Через несколько минут десяток вооружённых, обманчиво неуклюжих фигур под водительством археолога гуськом трусил к музею. Бывший директор сохранил ключ от служебного входа, — им и воспользовалась грозная бесшумная команда. Впрочем, не совсем бесшумная: когда она ворвалась в Зелёный зал древностей, Оленьков успел на себя накинуть довольно много одежды и изобразить на лице возмущение и недоумение. Правда, его полосатые трусики остались красоваться на шлеме тюркского воина, тоже некогда включённом в экспозицию Барановым. Что до Ольги, то головой и руками она запуталась в спешно надеваемом узковатом трикотажном платье, и омоновцы могли видеть во всей красе кустодиевские бёдра в бежевых колготках и тугой лифчик большого размера. На зелёном бархатном диване посреди зала валялись ещё кое-какие одежды — и почему-то снятый с экспозиции шаманский бубен с толстой колотушкой, должно быть необходимой для воплощения эротических фантазий застуканной пары. Дальнейшее трудно описать, потому что событие было старательно замято. Известно только, что Оленьков возмущался вторжением, ОМОН конфузился, а Баранов, наоборот, вышел из себя, кричал, топал ногами, отгонял всех от бубна и колотушки, как от вещественных доказательств, и в конце концов завладел директорскими трусиками, утверждая, что современная экспертиза способна с абсолютной точностью определить, чьи они (он помянул Клинтона), и стало быть, определить, кто варварски надругался над уникальным тюркским шлемом. Конечно, скандал грохнул бы знатный, если б у Оленькова не было связей. Поскольку все экспонаты остались целы, ОМОН молчал как рыба, и только неистовый Баранов расписывал на всех углах ночное приключение. Но к его странностям уже привыкли. Разоблачение ОМОНом преступной любви в Зелёном зале имело только одно серьёзное последствие — Ольга с той ночи стала питать к Оленькову необъяснимое и неодолимое отвращение. Страсти как не бывало. Специалист по минералам облегчённо вздохнул и вновь занялся своими минералами, научная работа отдела живописи нормализовалась, прекрасная, разумная, спокойная Ольга вернулась в своё первобытное состояние. Оленьков по-прежнему энергично затевал прогрессивные проекты. Ольга смотреть на него не могла без содрогания и удивлялась, что это на неё тогда нашло. Со всяким может случиться, утешала она себя, но не у всякого может так благополучно закончиться.

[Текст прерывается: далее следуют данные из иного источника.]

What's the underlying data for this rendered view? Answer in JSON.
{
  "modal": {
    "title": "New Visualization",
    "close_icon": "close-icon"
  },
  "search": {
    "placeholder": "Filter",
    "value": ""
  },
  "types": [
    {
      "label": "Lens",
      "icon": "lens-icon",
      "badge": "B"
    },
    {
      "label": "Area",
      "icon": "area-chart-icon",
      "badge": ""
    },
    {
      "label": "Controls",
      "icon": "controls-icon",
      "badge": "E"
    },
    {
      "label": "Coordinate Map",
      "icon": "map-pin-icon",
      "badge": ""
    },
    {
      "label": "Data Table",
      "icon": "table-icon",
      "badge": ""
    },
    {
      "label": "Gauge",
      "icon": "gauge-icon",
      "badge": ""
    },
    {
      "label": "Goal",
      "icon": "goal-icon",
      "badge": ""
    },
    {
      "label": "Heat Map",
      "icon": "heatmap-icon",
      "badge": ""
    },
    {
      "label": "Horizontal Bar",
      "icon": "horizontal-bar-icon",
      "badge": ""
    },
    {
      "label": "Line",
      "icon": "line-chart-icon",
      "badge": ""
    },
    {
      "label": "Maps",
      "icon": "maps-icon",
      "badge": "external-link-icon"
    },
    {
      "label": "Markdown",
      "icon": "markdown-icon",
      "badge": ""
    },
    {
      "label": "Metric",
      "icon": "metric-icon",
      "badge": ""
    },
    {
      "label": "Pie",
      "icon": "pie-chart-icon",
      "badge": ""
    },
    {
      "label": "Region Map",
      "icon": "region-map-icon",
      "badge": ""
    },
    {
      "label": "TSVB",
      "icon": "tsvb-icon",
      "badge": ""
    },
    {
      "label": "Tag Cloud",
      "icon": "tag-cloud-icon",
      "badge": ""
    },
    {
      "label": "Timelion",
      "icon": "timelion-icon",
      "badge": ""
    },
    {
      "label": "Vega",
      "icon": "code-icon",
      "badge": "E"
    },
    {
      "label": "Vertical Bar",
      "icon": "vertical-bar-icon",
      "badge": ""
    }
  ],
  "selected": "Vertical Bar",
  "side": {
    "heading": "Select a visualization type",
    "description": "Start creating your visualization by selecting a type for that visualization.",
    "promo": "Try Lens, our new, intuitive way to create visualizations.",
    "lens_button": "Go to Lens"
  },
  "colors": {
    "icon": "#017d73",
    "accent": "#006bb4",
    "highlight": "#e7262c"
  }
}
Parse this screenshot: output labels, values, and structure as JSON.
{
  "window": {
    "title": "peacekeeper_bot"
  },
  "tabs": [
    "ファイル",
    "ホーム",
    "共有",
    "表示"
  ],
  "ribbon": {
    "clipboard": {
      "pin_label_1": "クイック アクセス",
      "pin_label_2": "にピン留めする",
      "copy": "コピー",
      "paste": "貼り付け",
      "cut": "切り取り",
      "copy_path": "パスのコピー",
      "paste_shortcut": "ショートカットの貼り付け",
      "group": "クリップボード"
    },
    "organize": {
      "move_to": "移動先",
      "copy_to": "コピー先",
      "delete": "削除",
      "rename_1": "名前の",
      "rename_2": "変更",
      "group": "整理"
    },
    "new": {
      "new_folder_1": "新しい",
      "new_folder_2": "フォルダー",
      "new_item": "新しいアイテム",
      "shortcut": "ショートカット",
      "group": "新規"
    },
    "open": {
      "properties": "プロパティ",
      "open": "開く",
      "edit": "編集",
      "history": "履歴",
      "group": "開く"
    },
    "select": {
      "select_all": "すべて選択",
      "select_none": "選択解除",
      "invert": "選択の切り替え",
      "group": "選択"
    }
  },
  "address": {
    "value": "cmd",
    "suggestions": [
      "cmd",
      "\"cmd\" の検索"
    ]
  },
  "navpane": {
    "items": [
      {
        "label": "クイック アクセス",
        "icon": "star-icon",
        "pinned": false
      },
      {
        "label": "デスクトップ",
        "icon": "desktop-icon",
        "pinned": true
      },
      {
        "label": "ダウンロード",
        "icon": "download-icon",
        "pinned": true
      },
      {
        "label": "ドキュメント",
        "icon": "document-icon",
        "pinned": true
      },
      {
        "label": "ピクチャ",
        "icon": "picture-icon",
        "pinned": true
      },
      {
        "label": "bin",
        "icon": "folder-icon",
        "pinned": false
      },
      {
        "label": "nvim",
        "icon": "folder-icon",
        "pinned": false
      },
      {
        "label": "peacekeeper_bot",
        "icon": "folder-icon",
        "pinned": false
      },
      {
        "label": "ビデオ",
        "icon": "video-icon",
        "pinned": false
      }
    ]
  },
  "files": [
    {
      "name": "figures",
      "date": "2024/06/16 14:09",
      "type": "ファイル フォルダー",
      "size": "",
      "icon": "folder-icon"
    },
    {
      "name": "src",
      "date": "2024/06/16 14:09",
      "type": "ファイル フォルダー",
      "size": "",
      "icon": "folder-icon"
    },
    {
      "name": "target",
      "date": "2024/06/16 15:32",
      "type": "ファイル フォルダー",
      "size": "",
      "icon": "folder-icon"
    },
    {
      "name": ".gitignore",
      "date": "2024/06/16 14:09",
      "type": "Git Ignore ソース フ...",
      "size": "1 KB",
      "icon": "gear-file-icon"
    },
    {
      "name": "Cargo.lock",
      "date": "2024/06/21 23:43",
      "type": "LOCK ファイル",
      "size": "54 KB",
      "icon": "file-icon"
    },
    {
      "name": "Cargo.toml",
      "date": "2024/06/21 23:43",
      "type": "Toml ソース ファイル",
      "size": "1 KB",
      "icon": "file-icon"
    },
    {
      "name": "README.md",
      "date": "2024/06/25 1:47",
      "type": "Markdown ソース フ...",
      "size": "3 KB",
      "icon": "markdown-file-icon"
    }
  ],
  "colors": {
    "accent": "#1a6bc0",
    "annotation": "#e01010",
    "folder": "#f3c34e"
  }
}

Из-за двери доносился злобный заливистый лай. Самоваров по голосу определил: вздорная, истеричная, явно немолодая собачонка. Он позвонил ещё раз. Рядом с кнопкой обычного звонка торчал ещё один звонок — старинный, в нём надо было поворачивать какую-то штучку вроде ключика. Этот звонок был плотно закрашен отвратительной коричневой краской, и ключик не вертелся. Дом был старый. Несмотря на широкую лестницу со стёртыми мраморными ступеньками и запредельно высокий потолок, в нём пахло подвалом и тленом.
Собачка за дверью захлебнулась собственным лаем и ударилась в астматический злобный сип. Загремели запоры, из темноты выглянула старушечья голова.